Apnoea and sudden infant death syndrome (SIDS) represent major medical concerns in the neonatal population, and infection may play a crucial role in their pathogenesis.
Scientists at Swedish medical university Karolinska Institutet have now exposed a mechanism for how mild infection can cause apnoea and death due to hypoxia in neonates.
Their results, which are published in the scientific journal PNAS, are largely based on mouse studies, although a small-scale clinical study on new-born babies in neonatal care was also conducted.

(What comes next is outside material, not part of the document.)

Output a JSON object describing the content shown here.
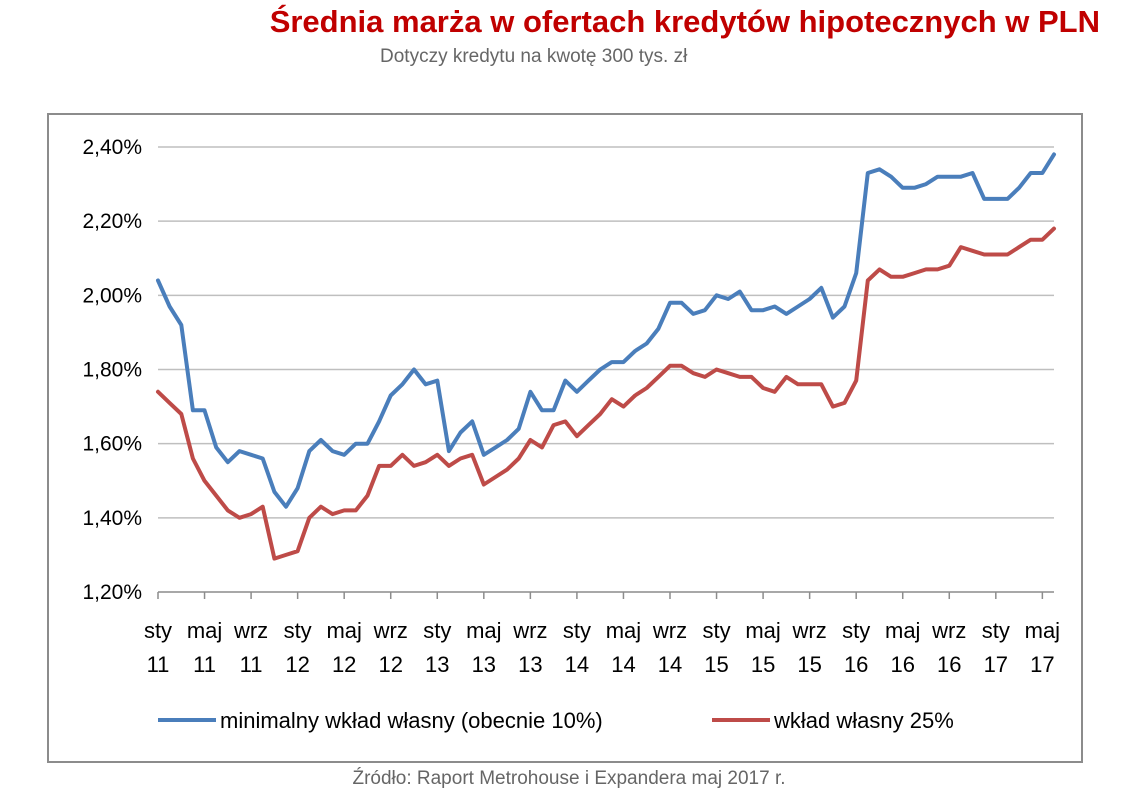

Researchers at the Department of Woman and Child Health have established that an enzyme (mPGES-1) in the blood-brain barrier is activated on infection, stimulating in turn the secretion of the prostaglandin E2, a signal substance, near the respiratory centres of the brain stem. If the body is temporarily hypoxic, it is this brainstem area that induces compensatory gasping. In the event temporary suffocation, therefore, an inhibition of the nerve cells in the respiratory centre, via PGE2, in vulnerable individuals could lead to a diminished respiratory response, hypoxia and, at worst, death.
“It is possible that these findings may explain the association between mild infection, inflammation and Cot-death syndrome”, says Dr Eric Herlenius, the leader of the study. “Understanding how infection can affect respiration will enable us to introduce new improved methods for the monitoring, diagnosis and treatment of new-born babies”.